Introduction to Respiratory System Infections

Person sneezing; the sneeze spray is shown.

Figure 1. Aerosols produced by sneezing, coughing, or even just speaking are an important mechanism for respiratory pathogen transmission. Simple actions, like covering your mouth when coughing or sneezing, can reduce the spread of these microbes. (credit: modification of work by Centers for Disease Control and Prevention)
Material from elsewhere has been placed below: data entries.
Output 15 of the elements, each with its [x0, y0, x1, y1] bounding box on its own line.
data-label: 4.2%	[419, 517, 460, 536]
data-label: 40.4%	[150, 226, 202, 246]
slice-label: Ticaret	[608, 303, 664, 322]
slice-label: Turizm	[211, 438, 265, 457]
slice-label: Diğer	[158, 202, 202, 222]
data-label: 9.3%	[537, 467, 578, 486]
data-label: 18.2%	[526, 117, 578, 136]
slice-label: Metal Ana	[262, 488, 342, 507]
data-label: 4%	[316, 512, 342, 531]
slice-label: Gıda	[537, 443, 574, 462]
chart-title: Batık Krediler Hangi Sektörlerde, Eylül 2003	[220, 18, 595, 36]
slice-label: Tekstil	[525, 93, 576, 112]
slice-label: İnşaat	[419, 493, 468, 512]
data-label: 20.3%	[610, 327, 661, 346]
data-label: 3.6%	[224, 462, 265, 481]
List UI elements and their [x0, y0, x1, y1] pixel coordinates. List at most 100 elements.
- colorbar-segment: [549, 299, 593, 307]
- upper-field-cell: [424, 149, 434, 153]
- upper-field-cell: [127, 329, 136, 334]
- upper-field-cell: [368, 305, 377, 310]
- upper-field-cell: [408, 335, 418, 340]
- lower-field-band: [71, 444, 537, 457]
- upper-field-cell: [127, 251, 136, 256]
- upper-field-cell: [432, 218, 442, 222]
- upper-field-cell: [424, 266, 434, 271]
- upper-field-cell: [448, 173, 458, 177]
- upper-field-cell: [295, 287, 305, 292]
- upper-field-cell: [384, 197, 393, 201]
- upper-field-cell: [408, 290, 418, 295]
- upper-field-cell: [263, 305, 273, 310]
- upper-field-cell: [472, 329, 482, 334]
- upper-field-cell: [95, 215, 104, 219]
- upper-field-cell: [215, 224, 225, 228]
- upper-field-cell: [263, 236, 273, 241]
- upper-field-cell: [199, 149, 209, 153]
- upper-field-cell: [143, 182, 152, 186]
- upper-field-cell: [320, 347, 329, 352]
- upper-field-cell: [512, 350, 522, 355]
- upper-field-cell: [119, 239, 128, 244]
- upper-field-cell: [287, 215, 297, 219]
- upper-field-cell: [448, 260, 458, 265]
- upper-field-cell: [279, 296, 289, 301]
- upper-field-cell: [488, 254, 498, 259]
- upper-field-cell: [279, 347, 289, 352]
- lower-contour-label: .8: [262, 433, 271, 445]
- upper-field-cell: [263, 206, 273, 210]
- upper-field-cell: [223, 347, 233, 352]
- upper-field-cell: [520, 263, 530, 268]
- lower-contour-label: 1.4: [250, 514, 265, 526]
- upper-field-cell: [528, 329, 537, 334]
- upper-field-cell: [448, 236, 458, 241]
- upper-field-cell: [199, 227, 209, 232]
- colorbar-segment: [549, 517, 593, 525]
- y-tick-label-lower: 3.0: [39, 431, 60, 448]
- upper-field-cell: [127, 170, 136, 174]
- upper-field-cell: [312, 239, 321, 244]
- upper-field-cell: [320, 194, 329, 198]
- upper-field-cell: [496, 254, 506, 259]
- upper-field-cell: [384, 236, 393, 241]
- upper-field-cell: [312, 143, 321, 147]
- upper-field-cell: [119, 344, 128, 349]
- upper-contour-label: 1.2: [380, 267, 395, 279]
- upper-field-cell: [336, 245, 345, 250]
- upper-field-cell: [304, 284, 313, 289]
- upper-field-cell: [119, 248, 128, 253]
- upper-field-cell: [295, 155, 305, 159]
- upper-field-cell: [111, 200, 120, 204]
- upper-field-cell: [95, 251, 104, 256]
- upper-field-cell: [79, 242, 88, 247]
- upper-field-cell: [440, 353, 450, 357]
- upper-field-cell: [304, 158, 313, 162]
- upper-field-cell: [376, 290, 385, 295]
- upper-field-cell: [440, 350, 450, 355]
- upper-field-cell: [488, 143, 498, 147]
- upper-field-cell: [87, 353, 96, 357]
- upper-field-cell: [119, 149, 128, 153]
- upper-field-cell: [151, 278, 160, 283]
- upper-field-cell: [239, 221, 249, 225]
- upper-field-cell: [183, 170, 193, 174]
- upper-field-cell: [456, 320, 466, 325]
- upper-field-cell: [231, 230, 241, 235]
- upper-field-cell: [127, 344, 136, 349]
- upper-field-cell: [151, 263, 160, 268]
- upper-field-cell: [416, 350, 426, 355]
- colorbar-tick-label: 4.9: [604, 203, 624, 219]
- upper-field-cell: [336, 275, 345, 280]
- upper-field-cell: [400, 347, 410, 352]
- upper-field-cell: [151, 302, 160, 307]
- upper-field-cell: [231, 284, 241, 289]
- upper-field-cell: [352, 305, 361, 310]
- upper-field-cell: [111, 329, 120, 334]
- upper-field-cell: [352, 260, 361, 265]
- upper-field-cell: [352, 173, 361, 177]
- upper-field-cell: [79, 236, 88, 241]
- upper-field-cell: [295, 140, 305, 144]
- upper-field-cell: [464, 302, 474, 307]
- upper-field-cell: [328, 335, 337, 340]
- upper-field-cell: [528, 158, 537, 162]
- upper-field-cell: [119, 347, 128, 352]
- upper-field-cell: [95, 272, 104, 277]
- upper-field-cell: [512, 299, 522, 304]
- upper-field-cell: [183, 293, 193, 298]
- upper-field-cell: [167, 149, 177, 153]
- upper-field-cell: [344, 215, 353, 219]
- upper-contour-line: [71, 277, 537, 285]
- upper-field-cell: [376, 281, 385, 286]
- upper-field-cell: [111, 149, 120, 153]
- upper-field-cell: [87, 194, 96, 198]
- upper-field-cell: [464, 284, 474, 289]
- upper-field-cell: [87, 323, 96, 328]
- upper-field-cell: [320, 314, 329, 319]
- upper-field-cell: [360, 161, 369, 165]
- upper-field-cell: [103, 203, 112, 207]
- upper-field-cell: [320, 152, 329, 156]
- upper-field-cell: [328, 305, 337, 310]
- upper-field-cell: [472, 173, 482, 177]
The respiratory tract is one of the main portals of entry into the human body for microbial pathogens. On average, a human takes about 20,000 breaths each day. This roughly corresponds to 10,000 liters, or 10 cubic meters, of air. Suspended within this volume of air are millions of microbes of terrestrial, animal, and human origin—including many potential pathogens. A few of these pathogens will cause relatively mild infections like sore throats and colds. Others, however, are less benign. According to the World Health Organization, respiratory tract infections such as tuberculosis, influenza, and pneumonia were responsible for more than 4 million deaths worldwide in 2012.[1]

At one time, it was thought that antimicrobial drugs and preventive vaccines might hold respiratory infections in check in the developed world, but recent developments suggest otherwise. The rise of multiple-antibiotic resistance in organisms like Mycobacterium tuberculosis has rendered many of our modern drugs ineffective. In addition, there has been a recent resurgence in diseases like whooping cough and measles, once-common childhood illnesses made rare by effective vaccines. Despite advances in medicine and public health programs, it is likely that respiratory pathogens will remain formidable adversaries for the foreseeable future.

  1. World Health Organization. "The Top Ten Causes of Death." May 2014.